Main and other branches are not in sync with the blog post. I will be updating the branches and blog posts with the latest changes. Please consider main branch as the latest version.
This repo is for the series of blog post covering Authentication in Astro.
Main branch contains the latest updated code. If you're following the blog post, please use the specific branch for the post.
If you find any security vulnerability, please contact me at jitendra@everythingcs.dev
- Turso DB
- Drizzle ORM
- Redis for storing verification codes and rate limiting
- Resend for sending emails
- Solid.js
- Zod
- Database session strategy for auth persistence
- Argon2 for password hashing
I am not using any external auth library for this guide. At the moment of writing, Auth.js doesn't support Astro. In a separate blog post I will do all these authentication strategy through Arctic , Oslo and also Better Auth.
To get started, clone the repo and run the following commands:
npm installNow copy the .env.example file to .env and fill in the values.

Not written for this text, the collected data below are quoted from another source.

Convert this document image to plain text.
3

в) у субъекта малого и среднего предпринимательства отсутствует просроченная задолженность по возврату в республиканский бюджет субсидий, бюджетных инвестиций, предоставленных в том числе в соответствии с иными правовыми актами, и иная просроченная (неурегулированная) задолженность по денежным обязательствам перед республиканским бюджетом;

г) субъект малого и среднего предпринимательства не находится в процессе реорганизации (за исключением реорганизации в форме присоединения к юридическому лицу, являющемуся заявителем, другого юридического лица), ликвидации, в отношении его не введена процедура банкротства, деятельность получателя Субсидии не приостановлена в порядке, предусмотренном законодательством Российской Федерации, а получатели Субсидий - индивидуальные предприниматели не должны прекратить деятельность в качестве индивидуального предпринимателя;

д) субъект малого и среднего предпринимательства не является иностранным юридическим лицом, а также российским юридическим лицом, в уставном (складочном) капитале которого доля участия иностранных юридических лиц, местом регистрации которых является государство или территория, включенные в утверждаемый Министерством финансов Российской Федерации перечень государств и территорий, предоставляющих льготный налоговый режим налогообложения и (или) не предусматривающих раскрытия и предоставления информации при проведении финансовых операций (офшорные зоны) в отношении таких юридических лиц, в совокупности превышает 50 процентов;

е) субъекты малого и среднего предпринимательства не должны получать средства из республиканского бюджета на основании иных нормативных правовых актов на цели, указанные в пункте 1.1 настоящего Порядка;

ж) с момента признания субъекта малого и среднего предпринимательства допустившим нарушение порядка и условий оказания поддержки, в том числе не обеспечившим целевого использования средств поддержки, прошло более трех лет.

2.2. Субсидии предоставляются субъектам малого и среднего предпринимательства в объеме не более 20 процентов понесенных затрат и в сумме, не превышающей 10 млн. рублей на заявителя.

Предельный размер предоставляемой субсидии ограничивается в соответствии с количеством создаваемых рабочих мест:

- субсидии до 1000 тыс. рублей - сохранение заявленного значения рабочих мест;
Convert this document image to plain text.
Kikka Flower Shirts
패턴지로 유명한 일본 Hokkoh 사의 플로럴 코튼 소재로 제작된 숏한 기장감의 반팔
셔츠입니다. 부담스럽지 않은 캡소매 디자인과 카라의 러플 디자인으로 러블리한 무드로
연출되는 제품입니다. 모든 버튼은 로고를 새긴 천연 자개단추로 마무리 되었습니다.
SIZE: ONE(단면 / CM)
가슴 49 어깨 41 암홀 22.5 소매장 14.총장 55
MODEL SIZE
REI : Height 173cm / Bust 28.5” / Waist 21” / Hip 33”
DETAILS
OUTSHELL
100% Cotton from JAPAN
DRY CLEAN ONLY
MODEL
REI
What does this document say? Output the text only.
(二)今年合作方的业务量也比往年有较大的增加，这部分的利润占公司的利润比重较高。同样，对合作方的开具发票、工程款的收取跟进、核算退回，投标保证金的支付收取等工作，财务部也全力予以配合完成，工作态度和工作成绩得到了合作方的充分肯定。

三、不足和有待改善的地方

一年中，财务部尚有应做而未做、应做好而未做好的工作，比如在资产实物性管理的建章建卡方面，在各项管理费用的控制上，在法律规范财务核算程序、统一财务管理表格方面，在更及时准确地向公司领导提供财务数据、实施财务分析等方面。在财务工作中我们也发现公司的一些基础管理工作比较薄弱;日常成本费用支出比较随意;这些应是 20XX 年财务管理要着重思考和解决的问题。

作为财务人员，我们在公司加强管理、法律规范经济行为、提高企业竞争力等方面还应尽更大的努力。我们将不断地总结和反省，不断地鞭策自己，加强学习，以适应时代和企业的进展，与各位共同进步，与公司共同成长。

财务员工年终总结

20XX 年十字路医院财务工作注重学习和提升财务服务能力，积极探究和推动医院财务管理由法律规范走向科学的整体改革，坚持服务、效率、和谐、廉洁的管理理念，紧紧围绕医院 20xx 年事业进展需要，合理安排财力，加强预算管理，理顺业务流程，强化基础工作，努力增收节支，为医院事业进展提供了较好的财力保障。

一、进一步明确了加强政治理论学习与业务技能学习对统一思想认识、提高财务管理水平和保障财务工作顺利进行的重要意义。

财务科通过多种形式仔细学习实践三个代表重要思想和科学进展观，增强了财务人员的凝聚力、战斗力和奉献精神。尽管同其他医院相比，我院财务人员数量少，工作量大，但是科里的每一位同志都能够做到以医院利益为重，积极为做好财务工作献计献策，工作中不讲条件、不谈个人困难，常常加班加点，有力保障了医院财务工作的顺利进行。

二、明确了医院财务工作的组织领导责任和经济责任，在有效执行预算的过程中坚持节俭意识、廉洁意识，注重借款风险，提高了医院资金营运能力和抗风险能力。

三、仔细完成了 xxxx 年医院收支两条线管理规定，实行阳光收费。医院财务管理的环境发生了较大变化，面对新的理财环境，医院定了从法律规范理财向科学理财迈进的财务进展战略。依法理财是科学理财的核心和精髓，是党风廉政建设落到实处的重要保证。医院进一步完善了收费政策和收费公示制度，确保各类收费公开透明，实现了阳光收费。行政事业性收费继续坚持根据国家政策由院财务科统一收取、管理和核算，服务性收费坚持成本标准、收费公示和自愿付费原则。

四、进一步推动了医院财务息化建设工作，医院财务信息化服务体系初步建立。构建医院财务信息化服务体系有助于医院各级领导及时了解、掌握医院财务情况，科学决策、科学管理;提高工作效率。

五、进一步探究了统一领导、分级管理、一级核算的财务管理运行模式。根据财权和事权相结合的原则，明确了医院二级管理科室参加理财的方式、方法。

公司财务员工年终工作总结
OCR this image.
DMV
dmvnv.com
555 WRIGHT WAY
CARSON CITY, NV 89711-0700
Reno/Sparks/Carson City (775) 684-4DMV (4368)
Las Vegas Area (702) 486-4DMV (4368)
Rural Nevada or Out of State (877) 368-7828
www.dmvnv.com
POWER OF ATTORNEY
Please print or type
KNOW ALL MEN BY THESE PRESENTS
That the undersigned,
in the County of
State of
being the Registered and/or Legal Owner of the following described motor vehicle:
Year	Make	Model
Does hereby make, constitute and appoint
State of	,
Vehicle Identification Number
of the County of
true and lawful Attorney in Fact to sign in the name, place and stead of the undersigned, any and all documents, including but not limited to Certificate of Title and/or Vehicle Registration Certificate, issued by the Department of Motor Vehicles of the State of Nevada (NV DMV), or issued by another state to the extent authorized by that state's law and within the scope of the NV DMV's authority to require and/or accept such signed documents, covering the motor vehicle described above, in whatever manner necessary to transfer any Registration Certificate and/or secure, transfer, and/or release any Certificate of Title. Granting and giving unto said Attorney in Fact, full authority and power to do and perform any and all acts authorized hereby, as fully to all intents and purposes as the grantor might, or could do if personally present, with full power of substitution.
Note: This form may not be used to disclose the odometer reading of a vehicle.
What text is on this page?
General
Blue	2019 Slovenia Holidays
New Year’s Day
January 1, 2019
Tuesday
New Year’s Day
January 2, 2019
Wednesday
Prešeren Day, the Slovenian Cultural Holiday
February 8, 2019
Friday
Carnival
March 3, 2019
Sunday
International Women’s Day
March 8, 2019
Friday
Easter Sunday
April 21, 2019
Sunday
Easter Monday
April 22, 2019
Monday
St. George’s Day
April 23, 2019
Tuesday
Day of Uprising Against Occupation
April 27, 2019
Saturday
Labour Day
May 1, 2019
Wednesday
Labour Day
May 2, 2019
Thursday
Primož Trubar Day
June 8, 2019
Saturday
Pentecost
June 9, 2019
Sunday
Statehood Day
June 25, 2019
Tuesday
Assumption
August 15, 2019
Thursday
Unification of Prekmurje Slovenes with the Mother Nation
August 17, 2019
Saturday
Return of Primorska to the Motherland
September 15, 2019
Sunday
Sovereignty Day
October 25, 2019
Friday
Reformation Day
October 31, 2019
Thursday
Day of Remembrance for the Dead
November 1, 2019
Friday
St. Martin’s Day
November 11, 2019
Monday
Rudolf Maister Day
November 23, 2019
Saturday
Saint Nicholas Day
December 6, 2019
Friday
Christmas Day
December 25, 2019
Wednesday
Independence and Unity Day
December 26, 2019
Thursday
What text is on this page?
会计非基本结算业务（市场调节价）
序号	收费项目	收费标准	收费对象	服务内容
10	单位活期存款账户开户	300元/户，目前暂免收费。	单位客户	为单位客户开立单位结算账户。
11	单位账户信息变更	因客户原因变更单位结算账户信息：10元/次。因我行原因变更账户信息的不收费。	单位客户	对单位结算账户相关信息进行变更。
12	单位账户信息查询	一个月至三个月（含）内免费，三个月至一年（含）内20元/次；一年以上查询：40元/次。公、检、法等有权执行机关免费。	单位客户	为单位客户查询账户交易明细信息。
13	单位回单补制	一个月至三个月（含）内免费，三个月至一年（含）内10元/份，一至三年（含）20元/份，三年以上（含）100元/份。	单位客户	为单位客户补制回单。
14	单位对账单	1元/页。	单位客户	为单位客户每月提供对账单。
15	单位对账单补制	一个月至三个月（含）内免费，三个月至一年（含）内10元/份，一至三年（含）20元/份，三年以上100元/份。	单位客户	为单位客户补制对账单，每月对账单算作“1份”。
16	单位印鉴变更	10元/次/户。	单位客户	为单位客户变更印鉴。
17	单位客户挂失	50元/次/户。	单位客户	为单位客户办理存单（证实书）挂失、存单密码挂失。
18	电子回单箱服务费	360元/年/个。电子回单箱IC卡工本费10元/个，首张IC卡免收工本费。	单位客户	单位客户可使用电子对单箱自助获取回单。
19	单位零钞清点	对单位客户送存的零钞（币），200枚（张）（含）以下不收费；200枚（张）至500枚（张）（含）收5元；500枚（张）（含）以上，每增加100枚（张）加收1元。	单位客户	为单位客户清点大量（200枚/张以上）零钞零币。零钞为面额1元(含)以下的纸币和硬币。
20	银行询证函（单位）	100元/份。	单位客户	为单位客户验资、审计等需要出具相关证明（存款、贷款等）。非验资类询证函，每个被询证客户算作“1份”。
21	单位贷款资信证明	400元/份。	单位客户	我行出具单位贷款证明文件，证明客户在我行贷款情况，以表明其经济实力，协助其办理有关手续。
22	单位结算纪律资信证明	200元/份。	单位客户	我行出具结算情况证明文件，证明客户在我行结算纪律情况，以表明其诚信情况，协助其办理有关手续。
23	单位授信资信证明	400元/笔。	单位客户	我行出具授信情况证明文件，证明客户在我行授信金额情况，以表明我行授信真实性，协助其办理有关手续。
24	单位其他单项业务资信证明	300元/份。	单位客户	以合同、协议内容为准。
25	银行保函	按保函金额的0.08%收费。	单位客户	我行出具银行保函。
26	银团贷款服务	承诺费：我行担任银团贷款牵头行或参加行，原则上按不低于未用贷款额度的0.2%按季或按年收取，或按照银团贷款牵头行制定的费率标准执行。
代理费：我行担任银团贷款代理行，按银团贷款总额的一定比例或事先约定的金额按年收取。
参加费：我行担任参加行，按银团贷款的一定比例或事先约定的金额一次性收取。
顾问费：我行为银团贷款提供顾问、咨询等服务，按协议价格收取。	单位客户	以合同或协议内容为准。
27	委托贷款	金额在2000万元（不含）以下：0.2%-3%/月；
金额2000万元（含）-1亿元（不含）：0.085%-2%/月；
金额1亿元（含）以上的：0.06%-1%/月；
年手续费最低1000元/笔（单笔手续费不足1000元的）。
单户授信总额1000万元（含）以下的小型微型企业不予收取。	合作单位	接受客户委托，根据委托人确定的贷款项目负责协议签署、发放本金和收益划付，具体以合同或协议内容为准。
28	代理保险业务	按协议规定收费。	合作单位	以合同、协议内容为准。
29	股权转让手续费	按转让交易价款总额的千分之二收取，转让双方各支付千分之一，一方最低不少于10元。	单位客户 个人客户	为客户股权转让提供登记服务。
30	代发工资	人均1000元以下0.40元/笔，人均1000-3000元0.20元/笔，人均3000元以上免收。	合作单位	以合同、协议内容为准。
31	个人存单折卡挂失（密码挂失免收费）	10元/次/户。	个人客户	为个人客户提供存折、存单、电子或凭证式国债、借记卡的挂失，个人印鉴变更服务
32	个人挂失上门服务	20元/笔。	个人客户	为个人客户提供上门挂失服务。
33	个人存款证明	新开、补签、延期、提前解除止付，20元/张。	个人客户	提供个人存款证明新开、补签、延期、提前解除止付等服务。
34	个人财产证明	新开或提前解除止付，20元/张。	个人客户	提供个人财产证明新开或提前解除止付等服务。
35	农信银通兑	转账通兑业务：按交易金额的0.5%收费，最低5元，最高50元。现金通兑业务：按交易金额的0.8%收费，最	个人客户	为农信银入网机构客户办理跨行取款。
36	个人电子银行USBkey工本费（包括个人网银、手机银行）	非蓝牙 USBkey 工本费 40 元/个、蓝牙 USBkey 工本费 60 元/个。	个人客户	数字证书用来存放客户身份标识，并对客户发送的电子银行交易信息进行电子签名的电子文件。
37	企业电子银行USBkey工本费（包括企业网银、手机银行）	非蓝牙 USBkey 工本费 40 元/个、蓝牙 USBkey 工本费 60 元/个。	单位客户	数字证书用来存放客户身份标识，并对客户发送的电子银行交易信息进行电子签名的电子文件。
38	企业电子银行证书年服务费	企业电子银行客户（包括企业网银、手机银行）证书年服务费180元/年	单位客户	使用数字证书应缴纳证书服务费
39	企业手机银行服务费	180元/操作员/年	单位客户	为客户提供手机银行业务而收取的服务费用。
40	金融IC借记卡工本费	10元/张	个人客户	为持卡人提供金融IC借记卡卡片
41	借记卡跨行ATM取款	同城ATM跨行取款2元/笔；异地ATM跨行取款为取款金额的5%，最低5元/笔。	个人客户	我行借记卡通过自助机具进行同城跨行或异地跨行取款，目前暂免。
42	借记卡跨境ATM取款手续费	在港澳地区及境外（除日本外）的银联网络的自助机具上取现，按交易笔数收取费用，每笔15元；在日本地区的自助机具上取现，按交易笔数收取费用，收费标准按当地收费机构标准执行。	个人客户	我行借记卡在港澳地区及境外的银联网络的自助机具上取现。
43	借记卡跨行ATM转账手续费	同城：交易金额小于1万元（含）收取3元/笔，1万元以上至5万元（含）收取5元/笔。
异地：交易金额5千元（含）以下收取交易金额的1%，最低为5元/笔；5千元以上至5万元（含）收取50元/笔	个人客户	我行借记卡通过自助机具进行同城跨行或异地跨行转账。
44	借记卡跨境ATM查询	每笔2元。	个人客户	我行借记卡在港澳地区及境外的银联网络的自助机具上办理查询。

Please refer to blog post for github and google oauth setup.
You will need Turso DB and Redis for it. You can use sqlite or choose other database but then you will have to make changes in the schema. For Redis, I am using Upstash Redis.
For emails you can use any email service which provides HTTP API.I am using Resend for sending emails. If you provider doesn't support HTTP API, you will have to make changes in the code (although single file)
To run the project, run the following command:
npm run dev Here are the strategies with their starter code, finished code and also the related blog post.
This can be hosted anywhere like VM or serverless platforms like Vercel, Netlify except edge platforms like Cloudflare Pages because this project uses Argon2 for password hashing which is not supported on edge platforms. If you choose not to have password based authentication, you can host it on edge platforms (still you will need to make changes especially in aes implementation).
- Blog post: Google and Github Authentication OAuth2 Setup in Astro.js
- Starter: oauth-starter Direct Download
- Final: oauth-final Direct Download
- Blog post: Email Password Credential authentication Setup in Astro.js
- Starter: credentials-starter Direct Download
- Final: credentials-final Direct Download
- Blog post: Passwordless Magic Link Authentication Setup in Astro.js
- Starter: magic-link-starter Direct Download
- Final: magic-link-final Direct Download
Integration of TOTP based verification along with recovery codes.